PEPFAR is widely considered to be one of the most successful global health programs in the world, but some US legislators have soured on the program because of its inherent ties to sexual and reproductive health. HIV programming around the world has focused on improving safe-sex knowledge and practices. The sticking point for some conservative legislators is that some of the organizations that receive PEPFAR funds also provide abortion services.
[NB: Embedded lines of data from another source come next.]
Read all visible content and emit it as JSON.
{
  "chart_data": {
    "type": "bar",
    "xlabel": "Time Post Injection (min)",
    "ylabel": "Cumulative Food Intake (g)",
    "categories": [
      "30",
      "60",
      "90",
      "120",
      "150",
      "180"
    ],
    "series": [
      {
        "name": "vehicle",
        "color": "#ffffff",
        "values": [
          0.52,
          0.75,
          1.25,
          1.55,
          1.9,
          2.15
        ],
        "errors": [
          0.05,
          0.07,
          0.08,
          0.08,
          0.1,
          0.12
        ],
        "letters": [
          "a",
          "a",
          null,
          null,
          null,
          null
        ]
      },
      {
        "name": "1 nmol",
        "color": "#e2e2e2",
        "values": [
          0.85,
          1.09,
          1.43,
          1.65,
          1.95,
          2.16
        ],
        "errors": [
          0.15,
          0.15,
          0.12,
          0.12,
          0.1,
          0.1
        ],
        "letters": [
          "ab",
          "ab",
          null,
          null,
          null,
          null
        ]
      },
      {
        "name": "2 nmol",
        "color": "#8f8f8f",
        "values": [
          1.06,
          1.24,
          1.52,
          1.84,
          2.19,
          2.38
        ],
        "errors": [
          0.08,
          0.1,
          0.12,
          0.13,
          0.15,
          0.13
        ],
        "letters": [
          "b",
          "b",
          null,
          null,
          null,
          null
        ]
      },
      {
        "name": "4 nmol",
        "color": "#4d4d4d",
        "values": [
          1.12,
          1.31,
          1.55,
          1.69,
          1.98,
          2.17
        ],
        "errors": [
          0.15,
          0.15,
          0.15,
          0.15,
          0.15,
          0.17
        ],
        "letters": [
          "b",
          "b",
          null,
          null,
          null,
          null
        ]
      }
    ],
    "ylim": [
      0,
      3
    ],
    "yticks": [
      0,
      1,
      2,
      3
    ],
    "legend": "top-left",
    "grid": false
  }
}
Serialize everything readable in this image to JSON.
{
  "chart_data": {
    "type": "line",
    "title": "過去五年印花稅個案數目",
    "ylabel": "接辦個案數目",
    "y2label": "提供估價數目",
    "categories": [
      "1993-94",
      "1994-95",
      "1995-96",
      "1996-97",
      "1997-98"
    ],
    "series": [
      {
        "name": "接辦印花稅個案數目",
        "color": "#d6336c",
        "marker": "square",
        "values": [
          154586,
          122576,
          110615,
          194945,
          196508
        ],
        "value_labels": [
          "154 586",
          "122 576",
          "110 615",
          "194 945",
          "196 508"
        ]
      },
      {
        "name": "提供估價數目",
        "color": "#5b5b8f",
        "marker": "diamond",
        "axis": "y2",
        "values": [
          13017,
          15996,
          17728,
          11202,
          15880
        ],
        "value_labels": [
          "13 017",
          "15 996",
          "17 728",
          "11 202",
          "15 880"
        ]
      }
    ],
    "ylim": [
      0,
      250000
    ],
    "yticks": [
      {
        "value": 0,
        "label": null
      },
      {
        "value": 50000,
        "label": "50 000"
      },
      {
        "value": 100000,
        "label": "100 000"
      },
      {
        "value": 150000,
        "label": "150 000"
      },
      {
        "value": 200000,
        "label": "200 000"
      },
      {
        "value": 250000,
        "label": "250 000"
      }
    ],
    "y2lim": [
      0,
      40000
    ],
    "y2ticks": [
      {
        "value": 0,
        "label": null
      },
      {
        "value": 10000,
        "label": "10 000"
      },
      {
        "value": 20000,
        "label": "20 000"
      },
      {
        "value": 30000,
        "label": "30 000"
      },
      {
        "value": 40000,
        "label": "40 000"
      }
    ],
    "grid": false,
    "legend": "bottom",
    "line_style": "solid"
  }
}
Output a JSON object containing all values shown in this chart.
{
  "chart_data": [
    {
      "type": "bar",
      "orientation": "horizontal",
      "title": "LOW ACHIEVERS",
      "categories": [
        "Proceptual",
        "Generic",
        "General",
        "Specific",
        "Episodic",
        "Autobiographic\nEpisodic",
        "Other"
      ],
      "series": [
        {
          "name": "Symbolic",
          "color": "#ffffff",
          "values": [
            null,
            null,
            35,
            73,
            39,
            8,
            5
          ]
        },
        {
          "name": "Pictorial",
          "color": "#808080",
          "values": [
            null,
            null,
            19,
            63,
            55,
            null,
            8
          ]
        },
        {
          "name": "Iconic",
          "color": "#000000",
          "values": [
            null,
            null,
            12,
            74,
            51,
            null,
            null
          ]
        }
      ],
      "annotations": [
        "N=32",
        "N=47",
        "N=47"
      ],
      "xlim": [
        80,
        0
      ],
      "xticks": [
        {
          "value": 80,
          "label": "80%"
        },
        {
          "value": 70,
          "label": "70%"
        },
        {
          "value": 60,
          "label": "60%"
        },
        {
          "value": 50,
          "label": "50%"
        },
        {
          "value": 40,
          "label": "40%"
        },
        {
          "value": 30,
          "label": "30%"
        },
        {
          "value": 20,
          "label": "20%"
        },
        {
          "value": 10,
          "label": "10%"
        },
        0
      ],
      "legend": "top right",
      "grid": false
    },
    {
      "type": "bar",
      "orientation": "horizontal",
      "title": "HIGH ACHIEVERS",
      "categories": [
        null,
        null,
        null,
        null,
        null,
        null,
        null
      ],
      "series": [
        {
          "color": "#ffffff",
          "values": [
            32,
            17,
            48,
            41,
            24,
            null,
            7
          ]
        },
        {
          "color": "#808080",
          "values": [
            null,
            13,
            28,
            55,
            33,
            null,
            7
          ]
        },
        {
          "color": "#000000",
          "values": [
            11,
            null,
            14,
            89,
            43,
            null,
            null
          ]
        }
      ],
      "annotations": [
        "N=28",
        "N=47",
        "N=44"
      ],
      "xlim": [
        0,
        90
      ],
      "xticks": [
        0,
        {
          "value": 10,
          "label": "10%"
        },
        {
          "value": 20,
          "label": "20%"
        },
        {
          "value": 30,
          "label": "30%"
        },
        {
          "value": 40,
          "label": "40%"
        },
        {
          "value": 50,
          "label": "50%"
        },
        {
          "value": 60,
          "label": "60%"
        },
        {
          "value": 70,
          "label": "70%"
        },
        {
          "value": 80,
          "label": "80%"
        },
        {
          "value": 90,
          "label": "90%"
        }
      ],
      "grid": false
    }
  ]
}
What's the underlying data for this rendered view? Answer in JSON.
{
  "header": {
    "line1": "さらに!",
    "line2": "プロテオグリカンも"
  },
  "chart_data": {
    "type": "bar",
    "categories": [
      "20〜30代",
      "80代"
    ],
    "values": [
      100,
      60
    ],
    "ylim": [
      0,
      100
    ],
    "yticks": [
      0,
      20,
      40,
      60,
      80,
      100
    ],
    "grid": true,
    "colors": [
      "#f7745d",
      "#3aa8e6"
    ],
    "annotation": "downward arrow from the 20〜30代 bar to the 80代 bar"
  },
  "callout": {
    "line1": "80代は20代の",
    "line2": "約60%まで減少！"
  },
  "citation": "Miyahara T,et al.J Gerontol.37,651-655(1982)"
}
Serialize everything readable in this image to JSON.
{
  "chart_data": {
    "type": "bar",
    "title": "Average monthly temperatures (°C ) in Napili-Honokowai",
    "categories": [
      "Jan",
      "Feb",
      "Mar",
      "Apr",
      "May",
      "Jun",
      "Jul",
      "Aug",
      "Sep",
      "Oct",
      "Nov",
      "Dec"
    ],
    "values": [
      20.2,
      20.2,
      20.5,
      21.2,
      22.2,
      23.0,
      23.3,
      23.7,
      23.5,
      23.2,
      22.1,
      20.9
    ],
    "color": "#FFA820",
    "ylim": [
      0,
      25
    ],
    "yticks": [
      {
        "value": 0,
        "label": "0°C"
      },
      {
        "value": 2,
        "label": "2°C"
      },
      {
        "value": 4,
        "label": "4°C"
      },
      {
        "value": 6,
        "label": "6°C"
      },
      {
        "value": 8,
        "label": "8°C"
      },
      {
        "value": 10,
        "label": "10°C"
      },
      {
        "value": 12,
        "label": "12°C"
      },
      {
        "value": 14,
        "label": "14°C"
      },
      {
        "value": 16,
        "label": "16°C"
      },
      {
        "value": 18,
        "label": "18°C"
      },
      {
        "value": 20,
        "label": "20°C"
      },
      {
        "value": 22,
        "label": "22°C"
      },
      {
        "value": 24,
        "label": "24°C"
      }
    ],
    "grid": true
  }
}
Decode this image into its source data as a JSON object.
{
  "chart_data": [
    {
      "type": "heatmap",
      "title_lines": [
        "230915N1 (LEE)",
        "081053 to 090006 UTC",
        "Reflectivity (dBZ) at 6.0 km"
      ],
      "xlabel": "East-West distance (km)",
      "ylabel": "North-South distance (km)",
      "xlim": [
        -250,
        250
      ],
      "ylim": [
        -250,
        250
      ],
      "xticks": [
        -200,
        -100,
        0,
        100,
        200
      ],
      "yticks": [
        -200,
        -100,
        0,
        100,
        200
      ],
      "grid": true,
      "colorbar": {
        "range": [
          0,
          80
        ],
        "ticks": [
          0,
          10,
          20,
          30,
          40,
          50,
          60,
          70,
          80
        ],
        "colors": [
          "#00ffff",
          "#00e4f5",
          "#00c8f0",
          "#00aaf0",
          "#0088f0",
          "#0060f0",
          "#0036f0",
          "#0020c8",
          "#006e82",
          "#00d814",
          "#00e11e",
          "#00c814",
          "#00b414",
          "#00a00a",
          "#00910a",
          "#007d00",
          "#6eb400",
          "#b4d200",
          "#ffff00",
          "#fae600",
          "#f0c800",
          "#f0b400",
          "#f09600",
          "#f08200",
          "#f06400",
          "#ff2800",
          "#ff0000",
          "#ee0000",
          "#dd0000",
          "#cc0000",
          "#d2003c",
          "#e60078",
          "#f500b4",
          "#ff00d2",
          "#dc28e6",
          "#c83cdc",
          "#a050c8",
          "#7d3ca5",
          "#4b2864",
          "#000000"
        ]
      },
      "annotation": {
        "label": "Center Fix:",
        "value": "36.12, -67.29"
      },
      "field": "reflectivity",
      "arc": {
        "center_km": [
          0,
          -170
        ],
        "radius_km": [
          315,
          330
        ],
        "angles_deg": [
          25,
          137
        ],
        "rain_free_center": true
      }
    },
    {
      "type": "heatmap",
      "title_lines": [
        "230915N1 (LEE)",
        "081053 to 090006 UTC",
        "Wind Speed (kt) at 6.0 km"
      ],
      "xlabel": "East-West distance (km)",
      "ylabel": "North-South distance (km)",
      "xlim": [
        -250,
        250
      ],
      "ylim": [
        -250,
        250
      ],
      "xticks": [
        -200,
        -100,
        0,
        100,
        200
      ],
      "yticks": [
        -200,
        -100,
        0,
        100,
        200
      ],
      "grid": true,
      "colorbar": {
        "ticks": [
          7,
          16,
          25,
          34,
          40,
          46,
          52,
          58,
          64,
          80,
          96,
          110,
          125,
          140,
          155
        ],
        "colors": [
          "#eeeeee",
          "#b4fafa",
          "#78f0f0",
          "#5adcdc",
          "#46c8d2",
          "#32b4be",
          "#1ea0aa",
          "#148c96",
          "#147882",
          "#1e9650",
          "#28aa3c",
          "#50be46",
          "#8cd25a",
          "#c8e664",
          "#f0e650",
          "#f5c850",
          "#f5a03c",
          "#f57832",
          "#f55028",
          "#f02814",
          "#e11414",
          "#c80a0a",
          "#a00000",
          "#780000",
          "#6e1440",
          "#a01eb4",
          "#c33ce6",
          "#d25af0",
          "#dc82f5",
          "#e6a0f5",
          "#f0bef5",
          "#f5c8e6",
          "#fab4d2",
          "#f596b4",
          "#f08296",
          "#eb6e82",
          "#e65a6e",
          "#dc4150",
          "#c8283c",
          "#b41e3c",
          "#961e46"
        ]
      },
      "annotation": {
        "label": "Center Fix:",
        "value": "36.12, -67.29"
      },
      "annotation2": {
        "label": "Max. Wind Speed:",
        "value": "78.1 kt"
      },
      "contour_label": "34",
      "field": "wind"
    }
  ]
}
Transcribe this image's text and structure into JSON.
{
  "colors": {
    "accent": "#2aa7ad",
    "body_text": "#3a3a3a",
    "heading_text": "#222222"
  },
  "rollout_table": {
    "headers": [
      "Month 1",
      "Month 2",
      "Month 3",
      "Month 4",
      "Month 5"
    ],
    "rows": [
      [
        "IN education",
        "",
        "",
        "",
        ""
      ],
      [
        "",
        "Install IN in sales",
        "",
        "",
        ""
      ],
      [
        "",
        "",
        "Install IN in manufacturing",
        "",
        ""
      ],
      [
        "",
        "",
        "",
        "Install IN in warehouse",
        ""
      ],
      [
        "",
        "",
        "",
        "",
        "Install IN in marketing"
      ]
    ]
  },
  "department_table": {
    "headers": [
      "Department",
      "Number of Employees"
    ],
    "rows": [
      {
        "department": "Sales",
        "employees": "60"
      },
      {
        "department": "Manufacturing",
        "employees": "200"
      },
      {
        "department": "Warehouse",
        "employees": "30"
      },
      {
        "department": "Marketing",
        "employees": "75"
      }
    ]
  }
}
In the wake of this dispute, the House Subcommittee on Labor, Health and Human Services, Education, and Related Agencies introduced a bill last year that would have eliminated nearly $500 million in HIV funding for the Centers for Disease Control and Prevention and over $3 billion in funding for the National Institutes for Health. Moreover, parts of the PEPFAR legislation are subject to congressional reauthorization.
PEPFAR has been reauthorized three times, for a period of five years each time. But last year after PEPFAR partially expired, members of Congress debated whether to renew it.
After a prolonged standoff, largely along party lines, the omnibus funding bill passed in March 2024 reauthorizing the program, but only for one year. Come next March, debates around PEPFAR will resume. Sub-Saharan Africa has achieved amazing progress but if the program is not extended, there will be a huge hole in the global HIV response. Millions of lives may be threatened.